Foi nesta altura que a empresa descobriu que fóruns e serviços de mensagens online eram um bom lugar para encontrar clientes e reorientou-se para as vendas via Internet. Numa fase inicial, os trabalhadores anotavam manualmente todas as encomendas, escreviam SMS personalizados aos clientes (não havia um programa de computador para o fazer), e até faziam as entregas.
A história da gigante de vendas online Alibaba é semelhante. Em 2003, a empresa apenas facilitava vendas entre diferentes negócios (B2B), mas durante a SARS desenvolveu um modelo de compras directas entre consumidores depois de uma trabalhadora ficar infectada e obrigar toda a empresa a ficar em quarentena e a perceber o potencial das compras online. O facto de muitos países emitirem avisos a desaconcelhar viagens de negócios à China, também empurrou muitas empresas ao site B2B da Alibaba.
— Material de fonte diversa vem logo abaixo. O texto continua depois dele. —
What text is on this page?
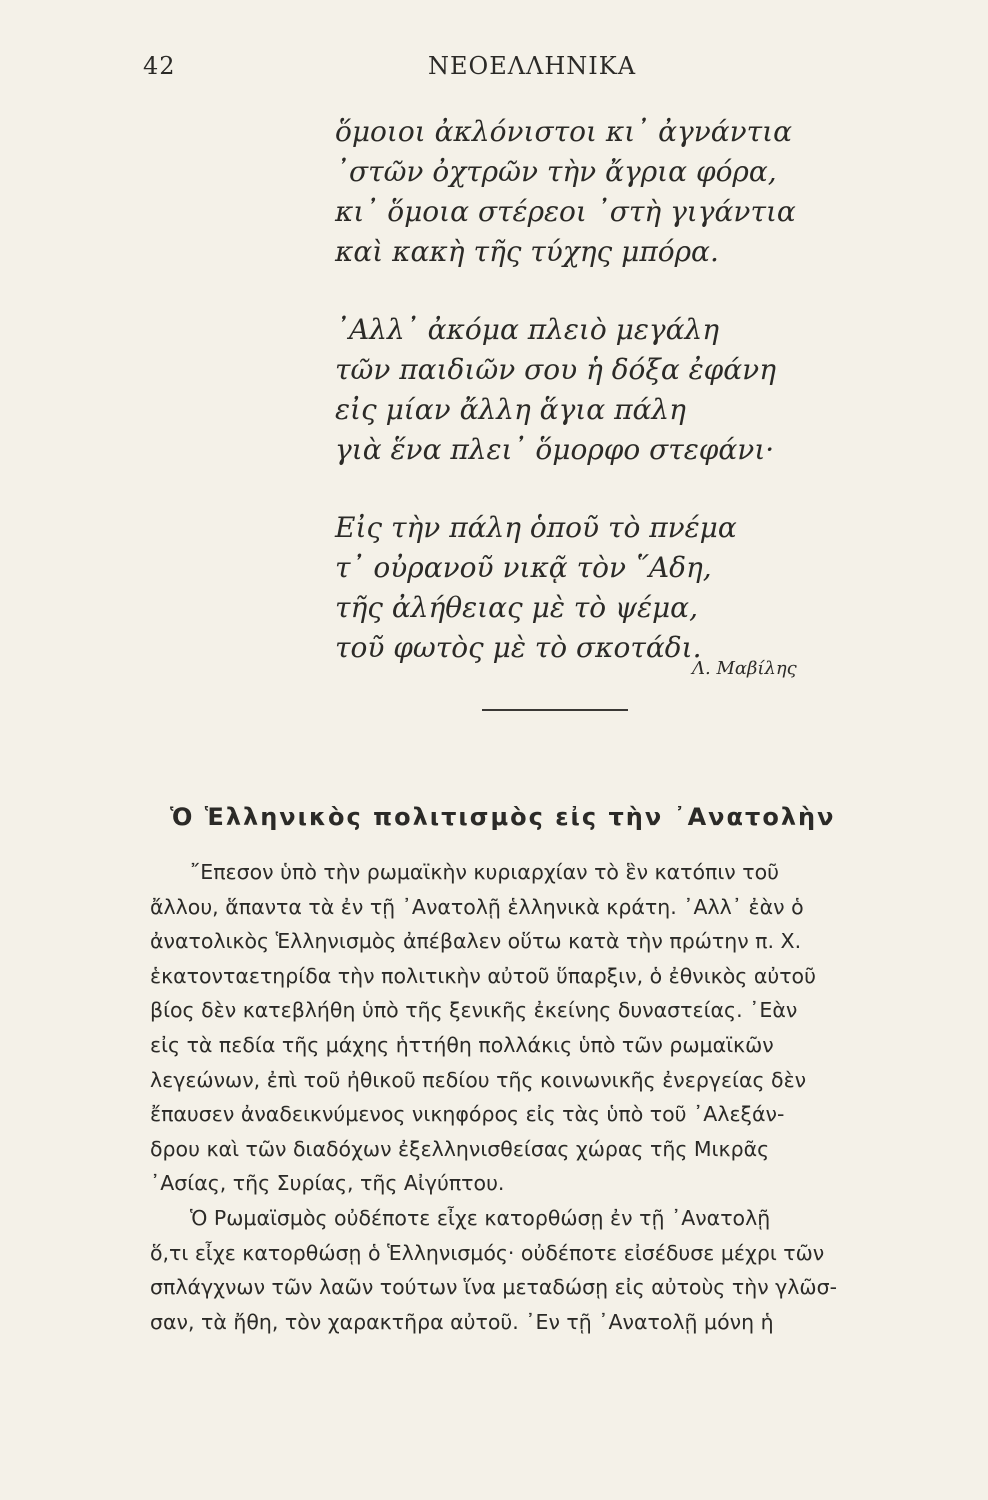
42	ΝΕΟΕΛΛΗΝΙΚΑ
ὅμοιοι ἀκλόνιστοι κι᾽ ἀγνάντια
᾽στῶν ὀχτρῶν τὴν ἄγρια φόρα,
κι᾽ ὅμοια στέρεοι ᾽στὴ γιγάντια
καὶ κακὴ τῆς τύχης μπόρα.
᾽Αλλ᾽ ἀκόμα πλειὸ μεγάλη
τῶν παιδιῶν σου ἡ δόξα ἐφάνη
εἰς μίαν ἄλλη ἅγια πάλη
γιὰ ἕνα πλει᾽ ὅμορφο στεφάνι·
Εἰς τὴν πάλη ὁποῦ τὸ πνέμα
τ᾽ οὐρανοῦ νικᾷ τὸν ῞Αδη,
τῆς ἀλήθειας μὲ τὸ ψέμα,
τοῦ φωτὸς μὲ τὸ σκοτάδι.
Λ. Μαβίλης
Ὁ Ἑλληνικὸς πολιτισμὸς εἰς τὴν ᾽Ανατολὴν
῎Επεσον ὑπὸ τὴν ρωμαϊκὴν κυριαρχίαν τὸ ἓν κατόπιν τοῦ
ἄλλου, ἅπαντα τὰ ἐν τῇ ᾽Ανατολῇ ἑλληνικὰ κράτη. ᾽Αλλ᾽ ἐὰν ὁ
ἀνατολικὸς Ἑλληνισμὸς ἀπέβαλεν οὕτω κατὰ τὴν πρώτην π. Χ.
ἑκατονταετηρίδα τὴν πολιτικὴν αὐτοῦ ὕπαρξιν, ὁ ἐθνικὸς αὐτοῦ
βίος δὲν κατεβλήθη ὑπὸ τῆς ξενικῆς ἐκείνης δυναστείας. ᾽Εὰν
εἰς τὰ πεδία τῆς μάχης ἡττήθη πολλάκις ὑπὸ τῶν ρωμαϊκῶν
λεγεώνων, ἐπὶ τοῦ ἠθικοῦ πεδίου τῆς κοινωνικῆς ἐνεργείας δὲν
ἔπαυσεν ἀναδεικνύμενος νικηφόρος εἰς τὰς ὑπὸ τοῦ ᾽Αλεξάν-
δρου καὶ τῶν διαδόχων ἐξελληνισθείσας χώρας τῆς Μικρᾶς
᾽Ασίας, τῆς Συρίας, τῆς Αἰγύπτου.
Ὁ Ρωμαϊσμὸς οὐδέποτε εἶχε κατορθώσῃ ἐν τῇ ᾽Ανατολῇ
ὅ,τι εἶχε κατορθώσῃ ὁ Ἑλληνισμός· οὐδέποτε εἰσέδυσε μέχρι τῶν
σπλάγχνων τῶν λαῶν τούτων ἵνα μεταδώσῃ εἰς αὐτοὺς τὴν γλῶσ-
σαν, τὰ ἤθη, τὸν χαρακτῆρα αὐτοῦ. ᾽Εν τῇ ᾽Ανατολῇ μόνη ἡ
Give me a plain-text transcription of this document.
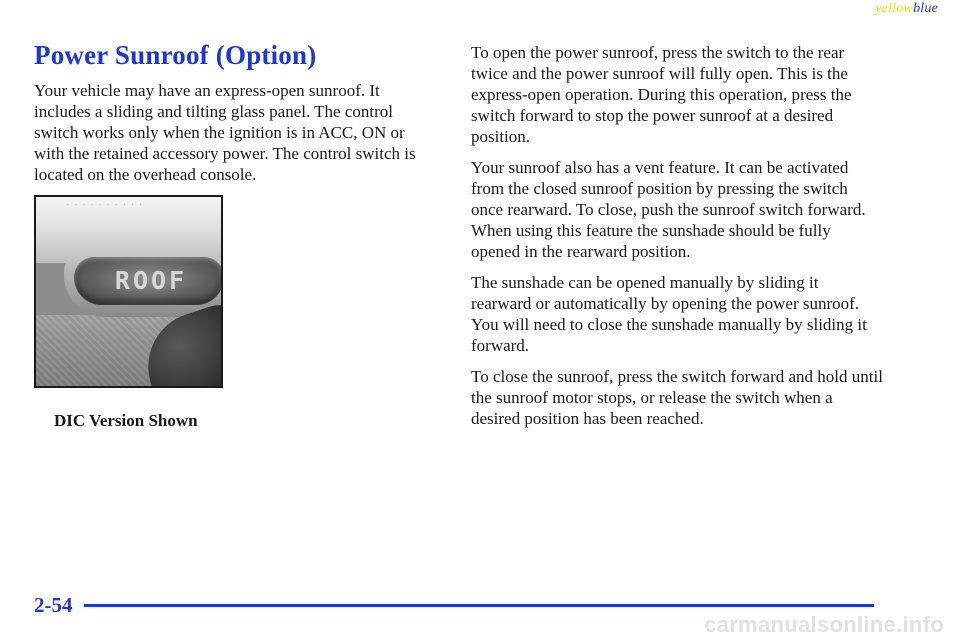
yellowblue
Power Sunroof (Option)

Your vehicle may have an express-open sunroof. It includes a sliding and tilting glass panel. The control switch works only when the ignition is in ACC, ON or with the retained accessory power. The control switch is located on the overhead console.

· · · · · · · · · ·
ROOF
DIC Version Shown

To open the power sunroof, press the switch to the rear twice and the power sunroof will fully open. This is the express-open operation. During this operation, press the switch forward to stop the power sunroof at a desired position.

Your sunroof also has a vent feature. It can be activated from the closed sunroof position by pressing the switch once rearward. To close, push the sunroof switch forward. When using this feature the sunshade should be fully opened in the rearward position.

The sunshade can be opened manually by sliding it rearward or automatically by opening the power sunroof. You will need to close the sunshade manually by sliding it forward.

To close the sunroof, press the switch forward and hold until the sunroof motor stops, or release the switch when a desired position has been reached.

2-54
carmanualsonline.info
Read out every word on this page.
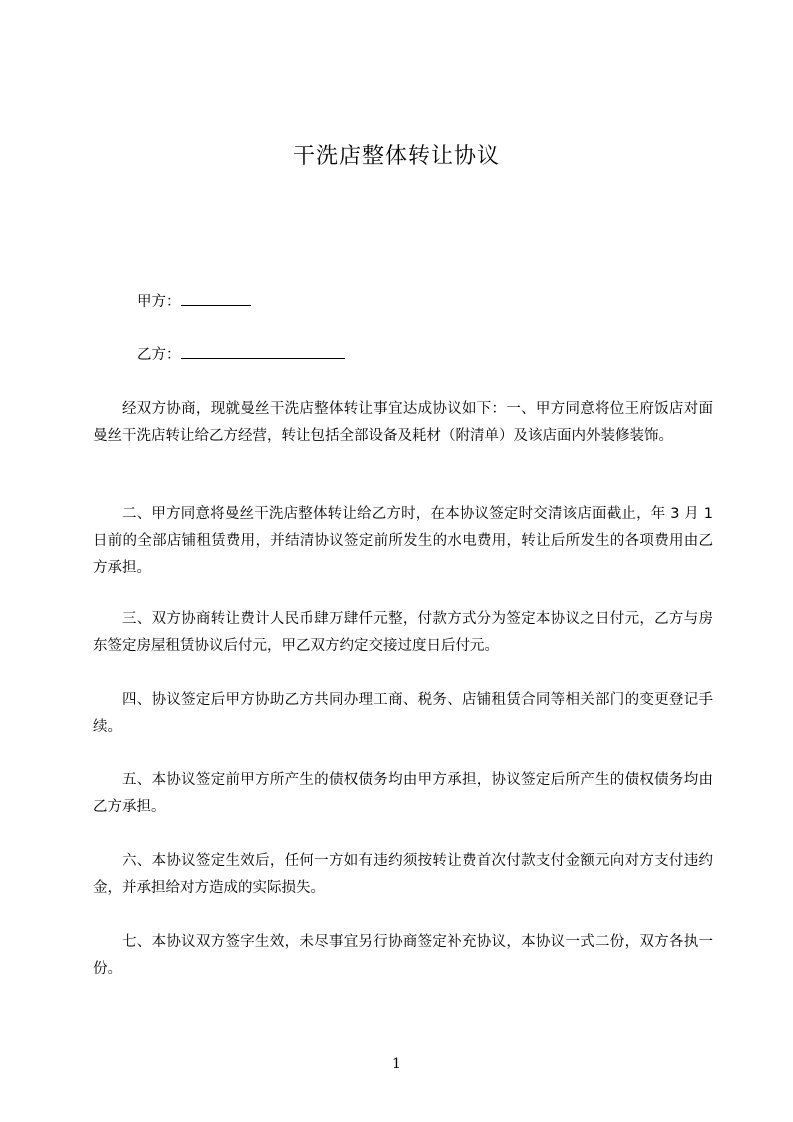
干洗店整体转让协议
甲方：
乙方：

经双方协商，现就曼丝干洗店整体转让事宜达成协议如下：一、甲方同意将位王府饭店对面曼丝干洗店转让给乙方经营，转让包括全部设备及耗材（附清单）及该店面内外装修装饰。

二、甲方同意将曼丝干洗店整体转让给乙方时，在本协议签定时交清该店面截止，年 3 月 1 日前的全部店铺租赁费用，并结清协议签定前所发生的水电费用，转让后所发生的各项费用由乙方承担。

三、双方协商转让费计人民币肆万肆仟元整，付款方式分为签定本协议之日付元，乙方与房东签定房屋租赁协议后付元，甲乙双方约定交接过度日后付元。

四、协议签定后甲方协助乙方共同办理工商、税务、店铺租赁合同等相关部门的变更登记手续。

五、本协议签定前甲方所产生的债权债务均由甲方承担，协议签定后所产生的债权债务均由乙方承担。

六、本协议签定生效后，任何一方如有违约须按转让费首次付款支付金额元向对方支付违约金，并承担给对方造成的实际损失。

七、本协议双方签字生效，未尽事宜另行协商签定补充协议，本协议一式二份，双方各执一份。

1
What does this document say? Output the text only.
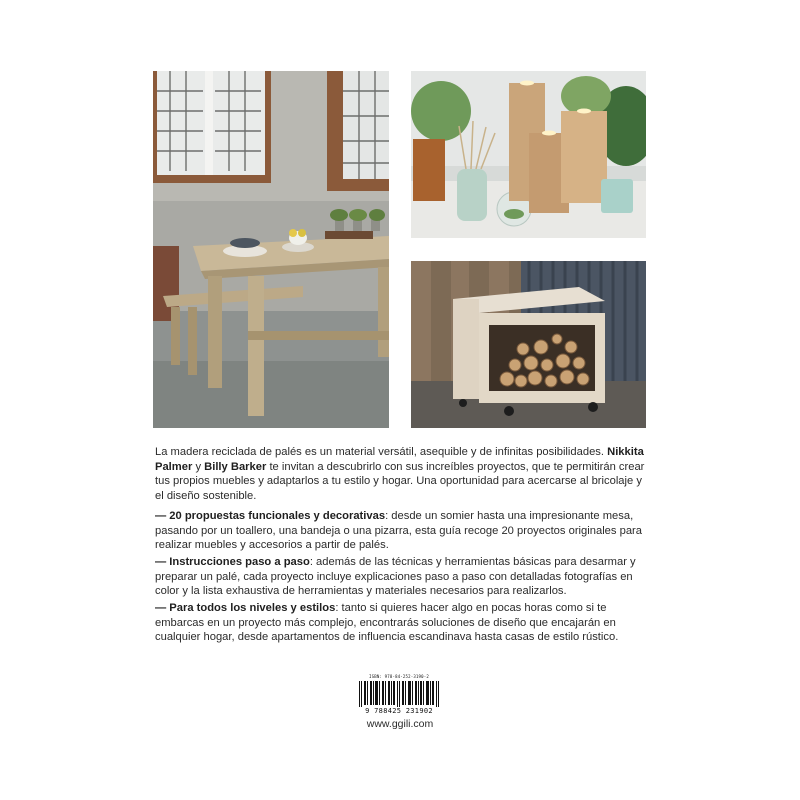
La madera reciclada de palés es un material versátil, asequible y de infinitas posibilidades. Nikkita Palmer y Billy Barker te invitan a descubrirlo con sus increíbles proyectos, que te permitirán crear tus propios muebles y adaptarlos a tu estilo y hogar. Una oportunidad para acercarse al bricolaje y el diseño sostenible.

— 20 propuestas funcionales y decorativas: desde un somier hasta una impresionante mesa, pasando por un toallero, una bandeja o una pizarra, esta guía recoge 20 proyectos originales para realizar muebles y accesorios a partir de palés.

— Instrucciones paso a paso: además de las técnicas y herramientas básicas para desarmar y preparar un palé, cada proyecto incluye explicaciones paso a paso con detalladas fotografías en color y la lista exhaustiva de herramientas y materiales necesarios para realizarlos.

— Para todos los niveles y estilos: tanto si quieres hacer algo en pocas horas como si te embarcas en un proyecto más complejo, encontrarás soluciones de diseño que encajarán en cualquier hogar, desde apartamentos de influencia escandinava hasta casas de estilo rústico.

ISBN: 978-84-252-3190-2
9 788425 231902
www.ggili.com
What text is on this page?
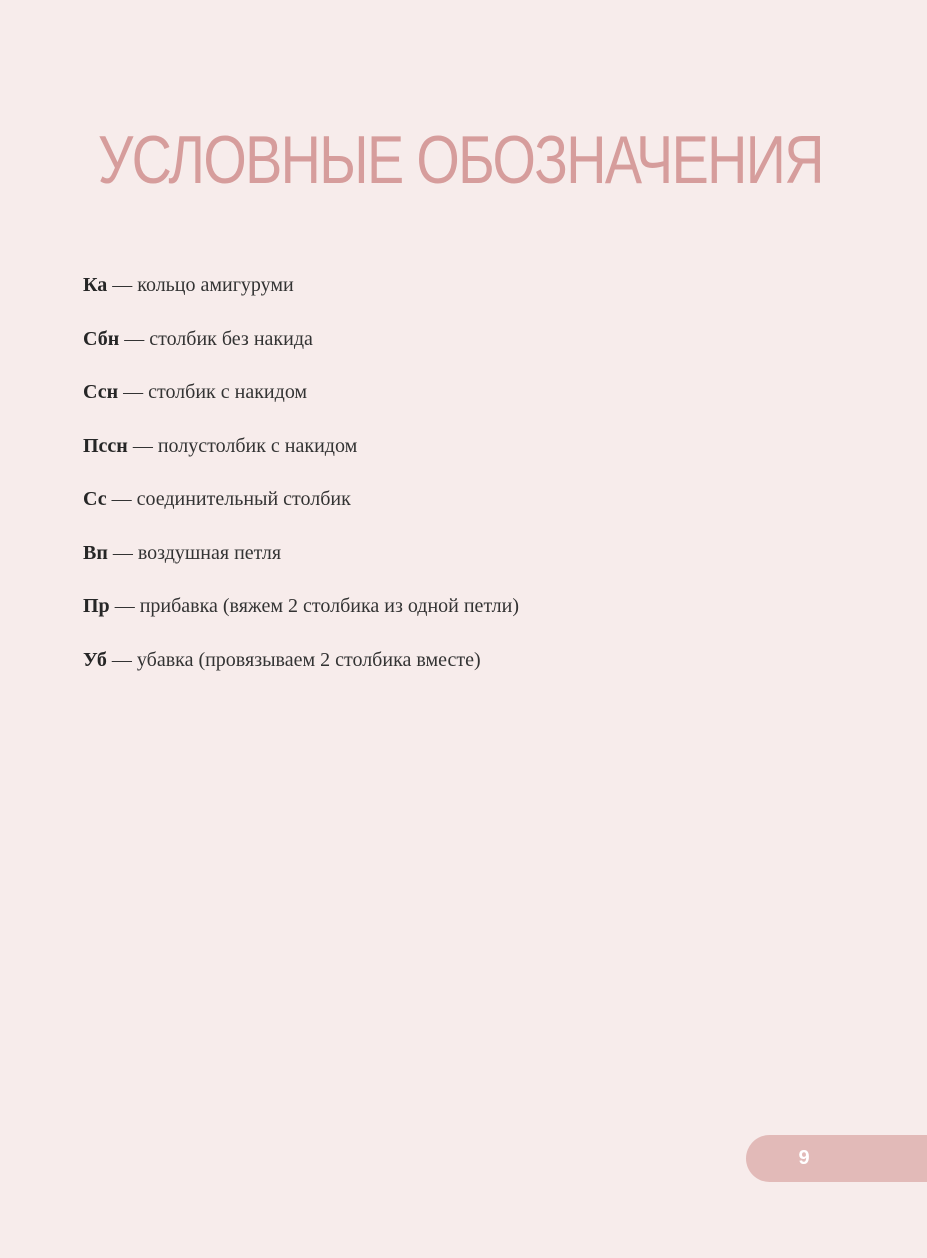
УСЛОВНЫЕ ОБОЗНАЧЕНИЯ
Ка — кольцо амигуруми
Сбн — столбик без накида
Ссн — столбик с накидом
Пссн — полустолбик с накидом
Сс — соединительный столбик
Вп — воздушная петля
Пр — прибавка (вяжем 2 столбика из одной петли)
Уб — убавка (провязываем 2 столбика вместе)
9
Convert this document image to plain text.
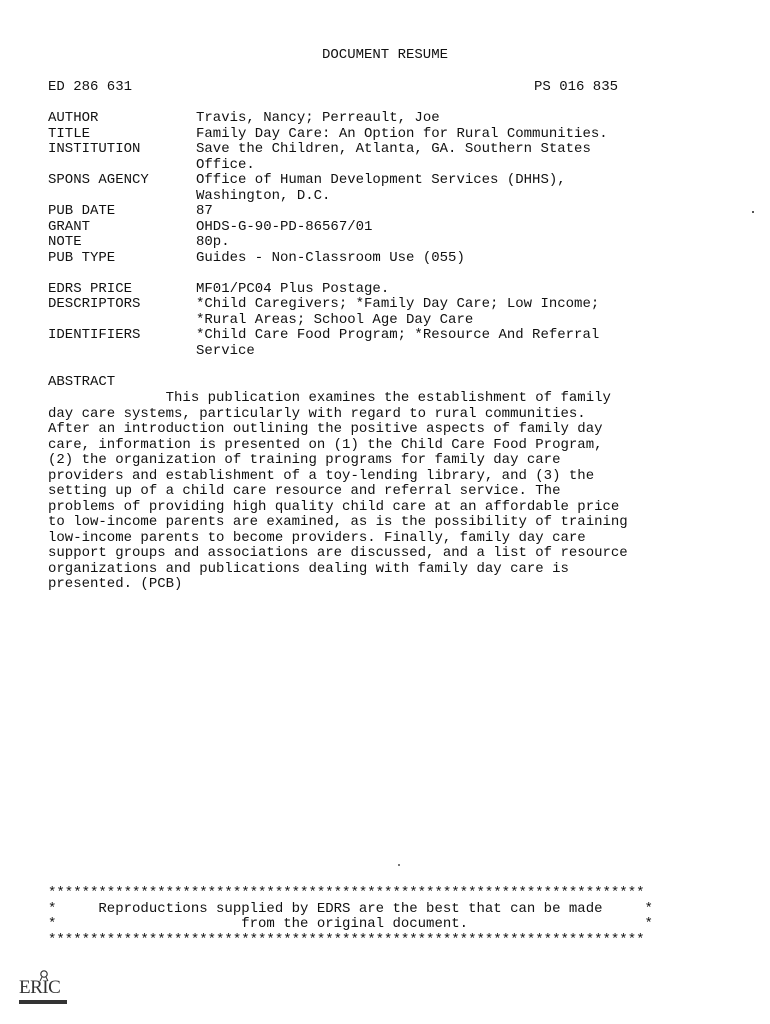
DOCUMENT RESUME
ED 286 631	PS 016 835
AUTHOR	Travis, Nancy; Perreault, Joe
TITLE	Family Day Care: An Option for Rural Communities.
INSTITUTION	Save the Children, Atlanta, GA. Southern States
Office.
SPONS AGENCY	Office of Human Development Services (DHHS),
Washington, D.C.
PUB DATE	87
GRANT	OHDS-G-90-PD-86567/01
NOTE	80p.
PUB TYPE	Guides - Non-Classroom Use (055)
EDRS PRICE	MF01/PC04 Plus Postage.
DESCRIPTORS	*Child Caregivers; *Family Day Care; Low Income;
*Rural Areas; School Age Day Care
IDENTIFIERS	*Child Care Food Program; *Resource And Referral
Service
ABSTRACT
This publication examines the establishment of family
day care systems, particularly with regard to rural communities.
After an introduction outlining the positive aspects of family day
care, information is presented on (1) the Child Care Food Program,
(2) the organization of training programs for family day care
providers and establishment of a toy-lending library, and (3) the
setting up of a child care resource and referral service. The
problems of providing high quality child care at an affordable price
to low-income parents are examined, as is the possibility of training
low-income parents to become providers. Finally, family day care
support groups and associations are discussed, and a list of resource
organizations and publications dealing with family day care is
presented. (PCB)
***********************************************************************
*     Reproductions supplied by EDRS are the best that can be made     *
*                      from the original document.                     *
***********************************************************************
ERIC
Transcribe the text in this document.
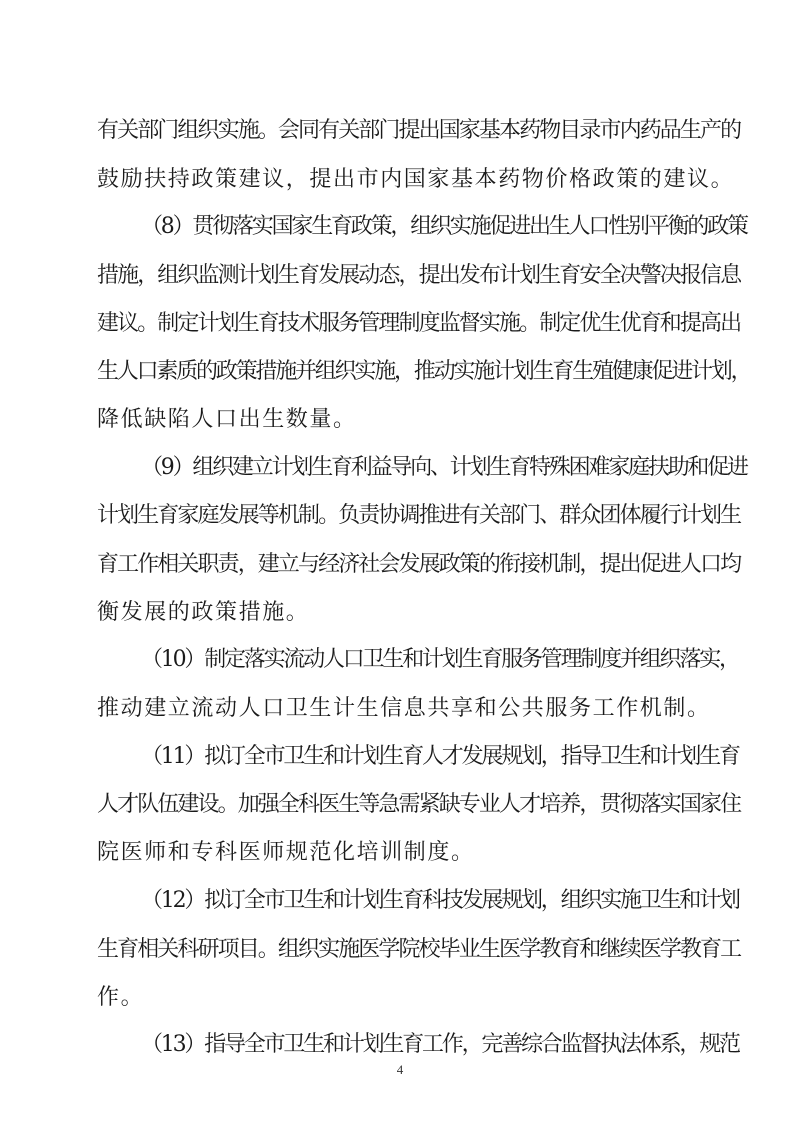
有关部门组织实施。会同有关部门提出国家基本药物目录市内药品生产的
鼓励扶持政策建议，提出市内国家基本药物价格政策的建议。
（8）贯彻落实国家生育政策，组织实施促进出生人口性别平衡的政策
措施，组织监测计划生育发展动态，提出发布计划生育安全决警决报信息
建议。制定计划生育技术服务管理制度监督实施。制定优生优育和提高出
生人口素质的政策措施并组织实施，推动实施计划生育生殖健康促进计划，
降低缺陷人口出生数量。
（9）组织建立计划生育利益导向、计划生育特殊困难家庭扶助和促进
计划生育家庭发展等机制。负责协调推进有关部门、群众团体履行计划生
育工作相关职责，建立与经济社会发展政策的衔接机制，提出促进人口均
衡发展的政策措施。
（10）制定落实流动人口卫生和计划生育服务管理制度并组织落实，
推动建立流动人口卫生计生信息共享和公共服务工作机制。
（11）拟订全市卫生和计划生育人才发展规划，指导卫生和计划生育
人才队伍建设。加强全科医生等急需紧缺专业人才培养，贯彻落实国家住
院医师和专科医师规范化培训制度。
（12）拟订全市卫生和计划生育科技发展规划，组织实施卫生和计划
生育相关科研项目。组织实施医学院校毕业生医学教育和继续医学教育工
作。
（13）指导全市卫生和计划生育工作，完善综合监督执法体系，规范
4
Liberdade e compras anónimas
Surgem, porém, algumas preocupações com a redução do uso de moedas e notas. O Banco Internacional de Pagamentos destaca o potencial agravamento das desigualdades entre pessoas que têm e não têm acesso a pagamentos online: por exemplo, algumas pessoas não conseguem abrir contas bancárias porque não têm rendimentos estáveis, e há países onde as mulheres não conseguem abrir contas bancárias sem a autorização dos maridos. Mas há outras preocupações.
Um dos argumentos, popular mesmo antes da crise associada à covid-19, é que o numerário como meio de pagamento é essencial para uma sociedade aberta e livre. “É uma válvula de escape num mundo cada vez mais intermediado e vigiado”, escreveu Jerry Brito, presidente executivo da organização não-governamental Coin Center, num relatório sobre a importância de meios de pagamento privados. Regra geral, quando se paga com a câmara do telemóvel, ou através de carteiras digitais, cada compra é associada a um número de telemóvel, conta bancária, nome ou número de contribuinte.
Um ensaio recente sobre o potencial do dinheiro digital, incluindo divisas digitais, que foi publicado na revista científica World of Economics, desvaloriza o perigo.
“Pode-se argumentar que o numerário, especialmente em pequenos valores, é útil para fazer comprar anónimas”, escrevem os autores da Universidade de John Hopkins, nos EUA, e da Universidade de Tbilisi, na Geórgia. “De facto, a liberdade geral das populações não devia sofrer. Contudo, há várias soluções simples como um cartão presente anónimo.”
A proposta é criar cartões físicos ou digitais (tipo cartão presente), que não estão associados a uma pessoa específica e são carregados com crédito para pequenas compras que as pessoas não querem ver registadas. “Na era da Internet 5G, com tantos aspectos das nossas vidas a tornarem-se móveis e digitais, dinheiro em papel (para não mencionar moedas), parece arcaico”, reflectem os autores. “Levar numerário numa carteira não é mais seguro do que ter dinheiro digital num dispositivo móvel. Sim, um telemóvel pode ser roubado ou ficar perdido, mas o mesmo acontece com uma carteira.”
Para o Banco de Pagamentos Internacionais a actual pandemia “acentua a necessidade de se ter acesso a diferentes formas de pagamento”. Ainda assim, com o começo do retorno à normalidade, as principais recomendações da Organização Mundial da Saúde continuam a ser lavar regularmente as mãos, seja para mexer em dinheiro físico ou em terminais de pagamento.